The Surviving Robber contended that he had not acted unlawfully, since the Deceased Robber’s death resulted from the lawful actions of the robbery victim (who had killed in self-defence). This contention was rejected as the Surviving Robber was acting unlawfully, in the execution of an armed robbery.

The SCA held that S v Mkhwanazi & Others 1988(4) SA 30 (W) was incorrectly decided. In casu, 3 (three) men, one of whom was armed, were perpetrating a robbery when a neighbouring shopkeeper shot and killed one of the robbers (who was fleeing at the time).
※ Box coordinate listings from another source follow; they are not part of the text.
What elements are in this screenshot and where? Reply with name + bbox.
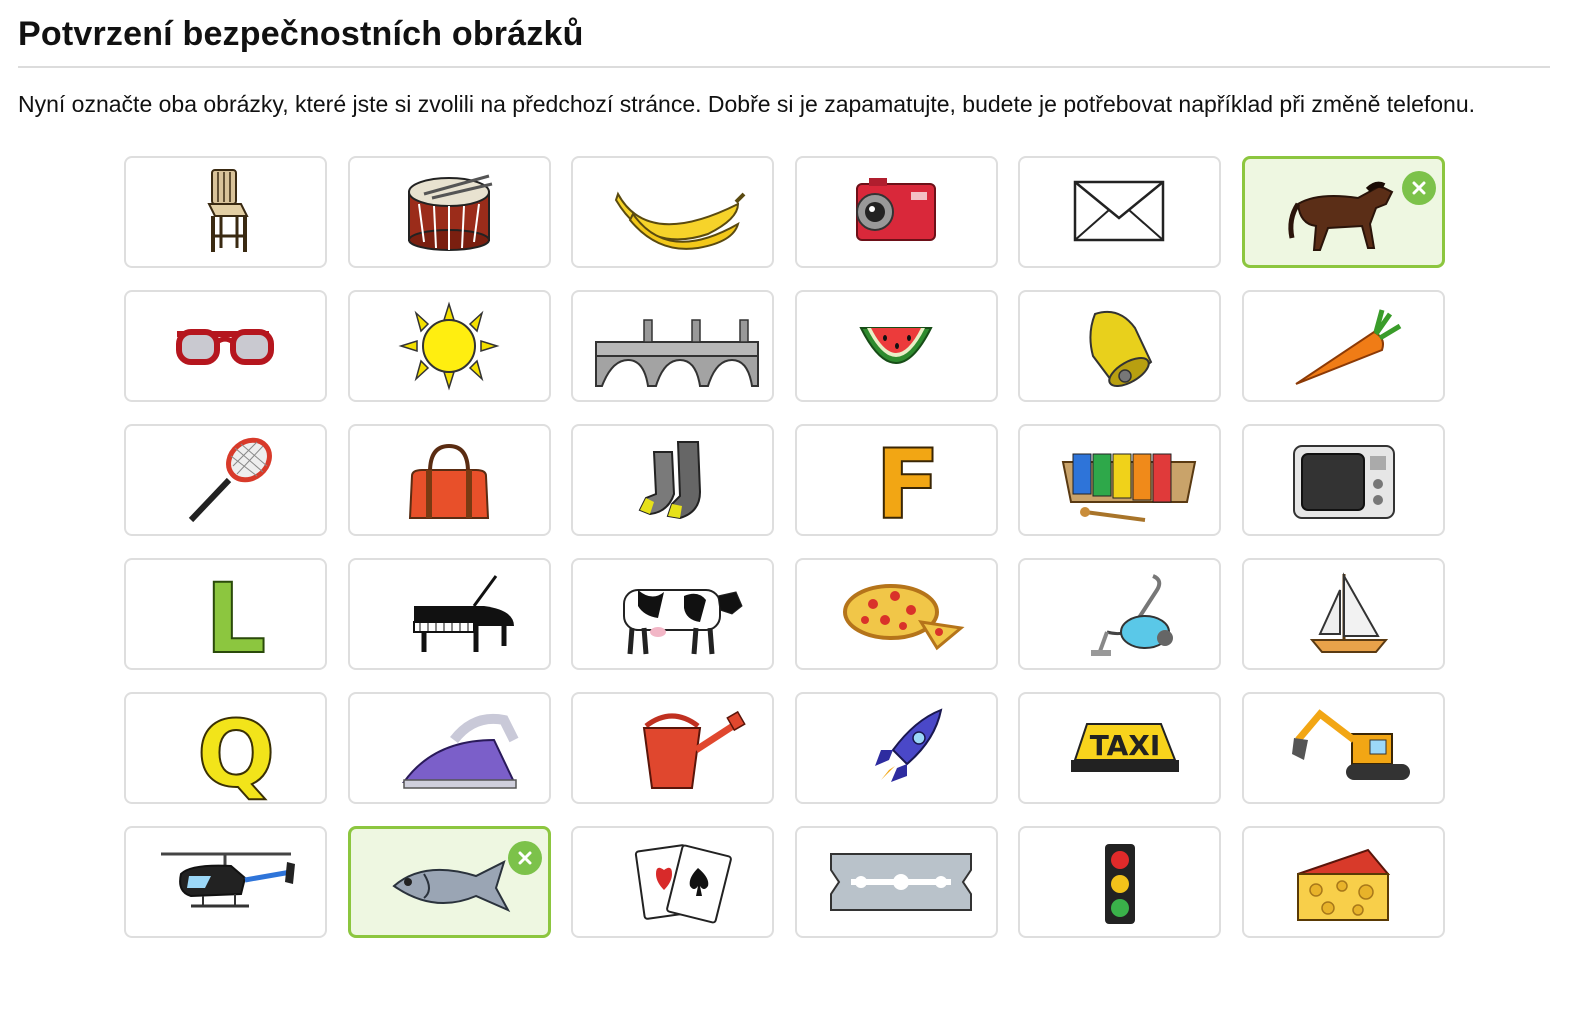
image-tile-socks[interactable] — [571, 424, 774, 536]
image-tile-xylophone[interactable] — [1018, 424, 1221, 536]
image-tile-razor-blade[interactable] — [794, 826, 998, 938]
image-tile-watermelon[interactable] — [794, 290, 998, 402]
image-tile-watering-can[interactable] — [571, 692, 774, 804]
remove-selection-button[interactable] — [507, 841, 542, 875]
image-tile-bridge[interactable] — [571, 290, 774, 402]
iron-icon — [402, 714, 519, 789]
carrot-icon — [1295, 309, 1402, 385]
excavator-icon — [1292, 709, 1410, 780]
image-tile-drum[interactable] — [347, 156, 551, 268]
sailboat-icon — [1309, 572, 1389, 653]
sunglasses-icon — [175, 329, 274, 365]
razor-blade-icon — [830, 853, 972, 911]
letter-f-glyph: F — [875, 429, 941, 541]
vacuum-cleaner-icon — [1090, 574, 1173, 656]
image-tile-bell[interactable] — [1018, 290, 1221, 402]
image-tile-carrot[interactable] — [1241, 290, 1445, 402]
drum-icon — [408, 174, 493, 251]
traffic-light-icon — [1104, 844, 1135, 924]
socks-icon — [638, 441, 701, 520]
remove-selection-button[interactable] — [1401, 171, 1436, 205]
image-tile-taxi-sign[interactable]: TAXI — [1018, 692, 1221, 804]
image-tile-helicopter[interactable] — [124, 826, 327, 938]
camera-icon — [856, 178, 936, 241]
image-tile-excavator[interactable] — [1241, 692, 1445, 804]
tennis-racket-icon — [188, 437, 272, 523]
image-tile-microwave[interactable] — [1241, 424, 1445, 536]
instructions-text: Nyní označte oba obrázky, které jste si … — [18, 91, 1476, 117]
security-image-grid: F L Q TAXI — [124, 156, 1445, 938]
image-tile-vacuum-cleaner[interactable] — [1018, 558, 1221, 670]
image-tile-letter-f[interactable]: F — [794, 424, 998, 542]
cheese-icon — [1297, 848, 1391, 921]
image-tile-letter-l[interactable]: L — [124, 558, 327, 676]
bag-icon — [408, 443, 490, 519]
image-tile-letter-q[interactable]: Q — [124, 692, 327, 809]
image-tile-bag[interactable] — [347, 424, 551, 536]
chair-icon — [206, 169, 249, 252]
image-tile-pizza[interactable] — [794, 558, 998, 670]
close-icon — [518, 851, 531, 865]
image-tile-envelope[interactable] — [1018, 156, 1221, 268]
close-icon — [1412, 181, 1425, 195]
image-tile-playing-cards[interactable] — [571, 826, 774, 938]
letter-q-glyph: Q — [197, 701, 275, 808]
envelope-icon — [1073, 180, 1164, 242]
letter-f-icon: F — [874, 428, 942, 542]
image-tile-horse[interactable] — [1241, 156, 1445, 268]
image-tile-rocket[interactable] — [794, 692, 998, 804]
image-tile-sailboat[interactable] — [1241, 558, 1445, 670]
playing-cards-icon — [634, 844, 732, 924]
image-tile-sun[interactable] — [347, 290, 551, 402]
image-tile-banana[interactable] — [571, 156, 774, 268]
helicopter-icon — [160, 852, 295, 908]
image-tile-tennis-racket[interactable] — [124, 424, 327, 536]
microwave-icon — [1293, 445, 1395, 519]
page: Potvrzení bezpečnostních obrázků Nyní oz… — [0, 0, 1572, 118]
pizza-icon — [843, 584, 965, 651]
taxi-sign-icon: TAXI — [1070, 723, 1179, 772]
banana-icon — [614, 191, 745, 250]
horse-icon — [1288, 181, 1394, 251]
image-tile-cow[interactable] — [571, 558, 774, 670]
bell-icon — [1088, 310, 1152, 387]
xylophone-icon — [1061, 453, 1196, 522]
rocket-icon — [875, 708, 943, 782]
image-tile-chair[interactable] — [124, 156, 327, 268]
image-tile-sunglasses[interactable] — [124, 290, 327, 402]
page-title: Potvrzení bezpečnostních obrázků — [18, 15, 584, 53]
image-tile-piano[interactable] — [347, 558, 551, 670]
fish-icon — [392, 860, 511, 913]
letter-q-icon: Q — [196, 700, 276, 809]
letter-l-glyph: L — [205, 563, 266, 675]
cow-icon — [622, 589, 743, 655]
sun-icon — [398, 301, 500, 391]
taxi-sign-text: TAXI — [1089, 729, 1160, 762]
letter-l-icon: L — [204, 562, 267, 676]
image-tile-traffic-light[interactable] — [1018, 826, 1221, 938]
image-tile-cheese[interactable] — [1241, 826, 1445, 938]
divider — [18, 66, 1550, 68]
image-tile-fish[interactable] — [347, 826, 551, 938]
image-tile-iron[interactable] — [347, 692, 551, 804]
watermelon-icon — [859, 327, 933, 364]
bridge-icon — [594, 319, 759, 387]
watering-can-icon — [642, 710, 746, 789]
piano-icon — [413, 575, 514, 652]
image-tile-camera[interactable] — [794, 156, 998, 268]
In discharging the accused, it was (incorrectly) held that there was no evidence showing that, in pursuing their unlawful purpose, they foresaw and were indifferent to the possibility that one of the members of the armed robbery might be killed, thereby excluding the subjective element of foreseeability. It was found that actus reus was absent, as the proximate cause of the deceased’s death was not the accused’s conduct. Furthermore, Van Schalkwyk J found, the prosecutions proposition, that each of the gang members should be guilty of murder in the event of one of their member’s being killed by a third party in defence of life or property, was untenable.


The SCA cited S v Nhlapo & Another 1981 (2) SA 744 (A) with approval, wherein it was held that, “in sum, the only possible inference, in the absence of any negativing explanation … is that they planned and executed the robbery with dolus indeterminatus in the sense that they foresaw the possibility that anybody involved in the robbers’ attack, or in the immediate vicinity of the scene, could be killed by cross-fire.”


Our courts consistently hold accused persons who engage in wild shootouts, during the course of an armed robbery, criminally liable for the unexpected deaths that may result, on the basis of dolus eventualis. The identity of the deceased, even if it happens to be a fellow-robber, is irrelevant, owing to the concurrent operation of dolus indeterminatus.